Workers’ compensation applies to every employee—but not independent contractors. Those working in gig economies and blue-collar industries often fall into the independent category. As such, they do not qualify for benefits if they sustain an injury on the job.
This was one of the big details in California’s Prop 22 regarding Uber and Lyft drivers. Now, according to The Philadelphia Inquirer, a Pennsylvania Attorney General has his sights on worker misclassification locally.
Protecting workers rights
According to a 2018 report from the Office of the City Controller, the construction industry includes 15% to 25% of the number of undocumented or misclassified workers. This failure to correctly classify workers puts the liability on the worker. Employers that misclassify may avoid legal rights for employees like minimum wage and workers’ compensation.

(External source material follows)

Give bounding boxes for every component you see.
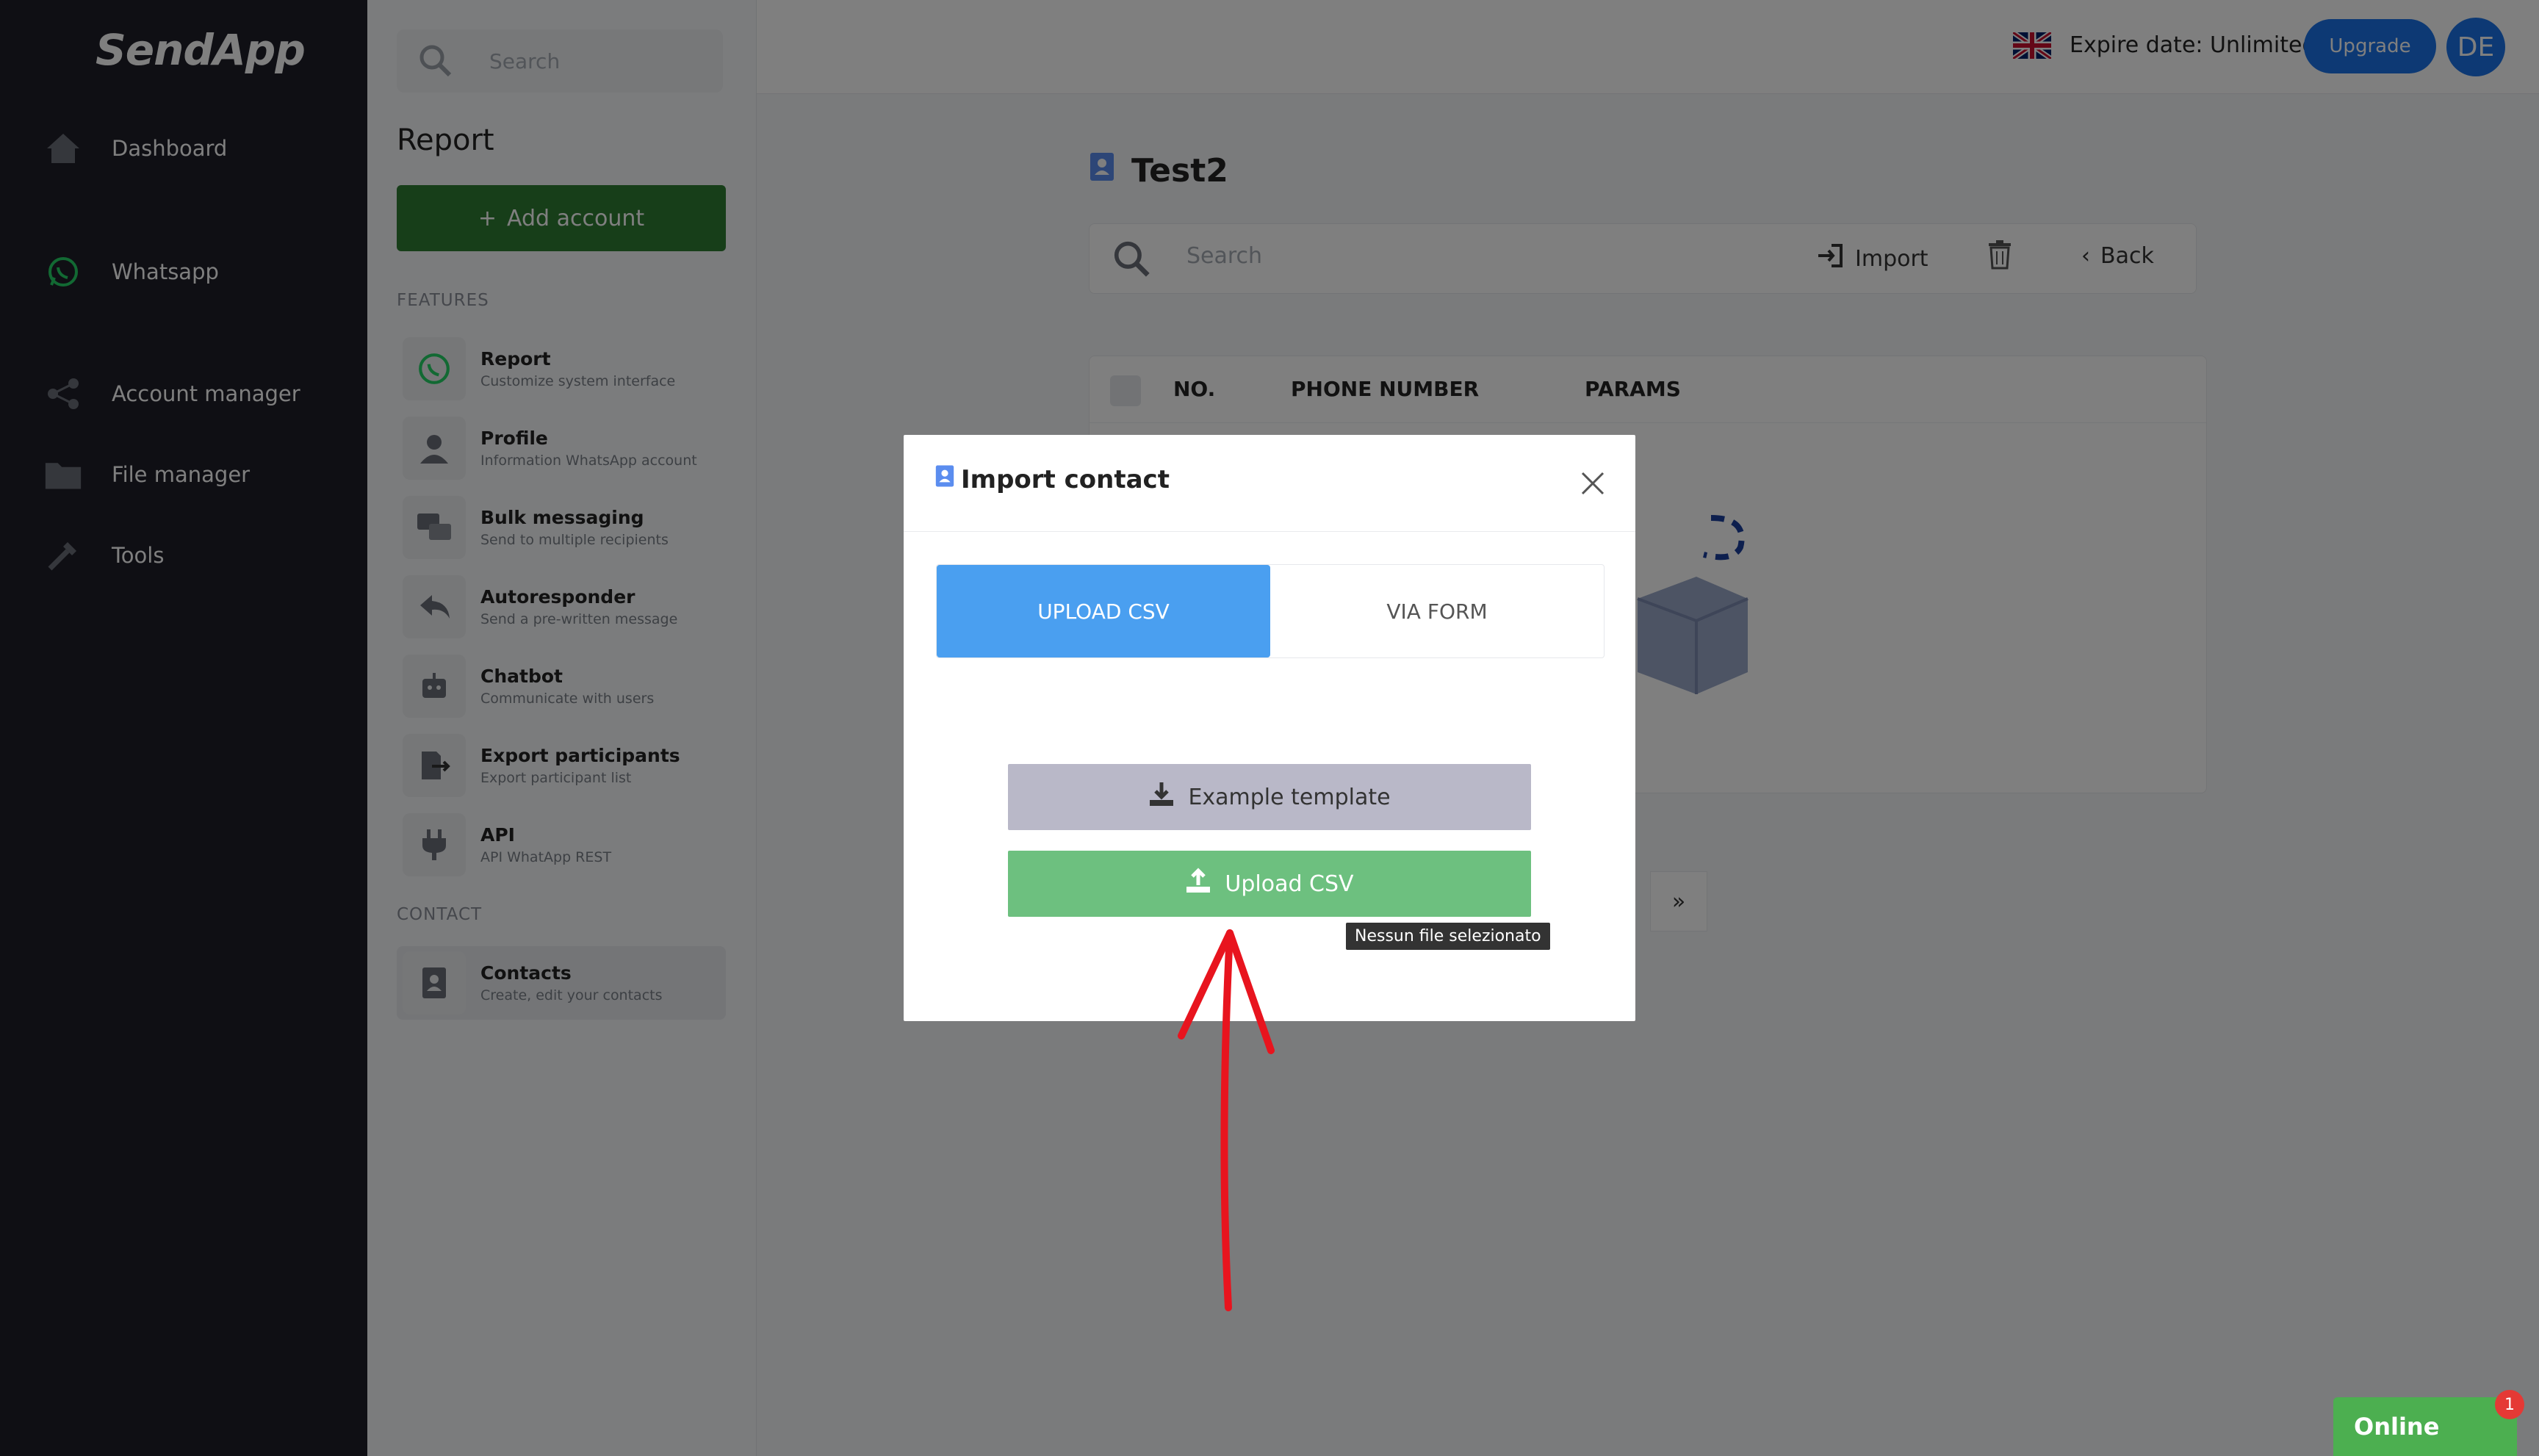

A Delaware County District Attorney alleged that a construction company misclassified its workers during a county project. The initiative hopes to set a precedent for holding employers accountable for their treatment of workers.
The Construction Workplace Misclassification Act focuses on the construction industry. The District Attorney spoke of the need for a state law that allows pursuing app-based companies for the same mistreatment. A bill to do so fell through in 2019.

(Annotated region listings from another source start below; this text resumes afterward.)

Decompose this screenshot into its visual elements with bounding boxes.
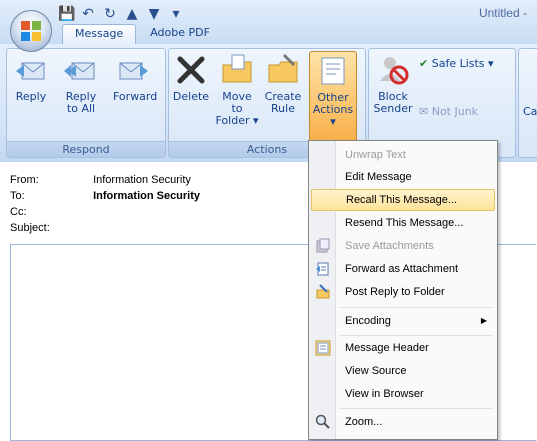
reply-button[interactable]: Reply xyxy=(11,53,51,139)
forward-button[interactable]: Forward xyxy=(113,53,157,139)
not-junk-button[interactable]: ✉ Not Junk xyxy=(419,105,478,118)
submenu-arrow-icon: ▶ xyxy=(480,316,487,325)
title-bar: 💾 ↶ ↻ ▲ ▼ ▾ Untitled - Message Adobe PDF xyxy=(0,0,537,45)
from-value[interactable]: Information Security xyxy=(93,174,191,186)
tab-adobe-pdf[interactable]: Adobe PDF xyxy=(138,24,222,44)
quick-access-toolbar: 💾 ↶ ↻ ▲ ▼ ▾ xyxy=(58,4,184,24)
other-actions-menu: Unwrap Text Edit Message Recall This Mes… xyxy=(308,140,498,440)
post-reply-icon xyxy=(316,284,330,299)
office-logo-icon xyxy=(21,21,41,41)
menu-item-edit-message[interactable]: Edit Message xyxy=(311,166,495,188)
menu-item-zoom[interactable]: Zoom... xyxy=(311,411,495,433)
to-row: To: Information Security xyxy=(10,190,200,202)
menu-item-post-reply-to-folder[interactable]: Post Reply to Folder xyxy=(311,281,495,303)
customize-qat-icon[interactable]: ▾ xyxy=(168,6,184,22)
forward-attachment-icon xyxy=(316,262,329,276)
subject-label: Subject: xyxy=(10,222,50,234)
menu-item-forward-as-attachment[interactable]: Forward as Attachment xyxy=(311,258,495,280)
reply-all-button[interactable]: Reply to All xyxy=(61,53,101,139)
down-arrow-icon[interactable]: ▼ xyxy=(146,6,162,22)
save-attachments-icon xyxy=(316,238,330,253)
from-label: From: xyxy=(10,174,39,186)
reply-all-icon xyxy=(64,62,95,80)
reply-icon xyxy=(16,62,45,80)
from-row: From: Information Security xyxy=(10,174,191,186)
menu-item-message-header[interactable]: Message Header xyxy=(311,337,495,359)
respond-group: Reply Reply to All Forward Respond xyxy=(6,48,166,158)
tab-message[interactable]: Message xyxy=(62,24,137,45)
undo-icon[interactable]: ↶ xyxy=(80,6,96,22)
to-label: To: xyxy=(10,190,25,202)
redo-icon[interactable]: ↻ xyxy=(102,6,118,22)
safe-lists-icon: ✔ xyxy=(419,57,429,70)
categorize-button[interactable]: Cat xyxy=(523,105,537,118)
menu-item-save-attachments[interactable]: Save Attachments xyxy=(311,235,495,257)
window-title: Untitled - xyxy=(478,6,527,20)
menu-item-resend-message[interactable]: Resend This Message... xyxy=(311,212,495,234)
menu-separator xyxy=(339,307,493,308)
options-group: Cat xyxy=(518,48,537,158)
move-to-folder-button[interactable]: Move to Folder ▾ xyxy=(215,53,259,139)
cc-label: Cc: xyxy=(10,206,27,218)
ribbon-tabs: Message Adobe PDF xyxy=(62,24,222,45)
menu-item-recall-message[interactable]: Recall This Message... xyxy=(311,189,495,211)
menu-item-view-in-browser[interactable]: View in Browser xyxy=(311,383,495,405)
delete-button[interactable]: Delete xyxy=(171,53,211,139)
not-junk-icon: ✉ xyxy=(419,105,429,118)
up-arrow-icon[interactable]: ▲ xyxy=(124,6,140,22)
delete-x-icon xyxy=(177,56,205,84)
menu-item-view-source[interactable]: View Source xyxy=(311,360,495,382)
outlook-message-window: 💾 ↶ ↻ ▲ ▼ ▾ Untitled - Message Adobe PDF xyxy=(0,0,537,441)
subject-row: Subject: xyxy=(10,222,90,234)
menu-separator xyxy=(339,335,493,336)
cc-row: Cc: xyxy=(10,206,90,218)
to-value[interactable]: Information Security xyxy=(93,190,200,202)
other-actions-button[interactable]: Other Actions ▾ xyxy=(309,51,357,143)
folder-move-icon xyxy=(222,54,252,83)
block-sender-icon xyxy=(380,57,409,85)
create-rule-icon xyxy=(268,53,298,83)
menu-item-encoding[interactable]: Encoding ▶ xyxy=(311,310,495,332)
create-rule-button[interactable]: Create Rule xyxy=(263,53,303,139)
zoom-magnifier-icon xyxy=(315,414,330,429)
other-actions-icon xyxy=(321,57,345,85)
forward-icon xyxy=(119,62,148,80)
message-header-icon xyxy=(315,340,331,356)
respond-group-label: Respond xyxy=(7,141,165,157)
menu-item-unwrap-text[interactable]: Unwrap Text xyxy=(311,144,495,166)
menu-separator xyxy=(339,408,493,409)
block-sender-button[interactable]: Block Sender xyxy=(373,53,413,139)
safe-lists-button[interactable]: ✔ Safe Lists ▾ xyxy=(419,57,494,70)
save-icon[interactable]: 💾 xyxy=(58,6,75,22)
office-button[interactable] xyxy=(10,10,52,52)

Securing workers’ compensation
Employees injured on work sites or while on shift may look forward to helpful compensation. But this story shines a light on how employers may or may not allegedly cut corners in order to save them money or avoid liability.
Pennsylvania law works to protect the rights of any and all eligible workers. Workers acting independent contractors may want to double-check that their employer is classifying their work correctly.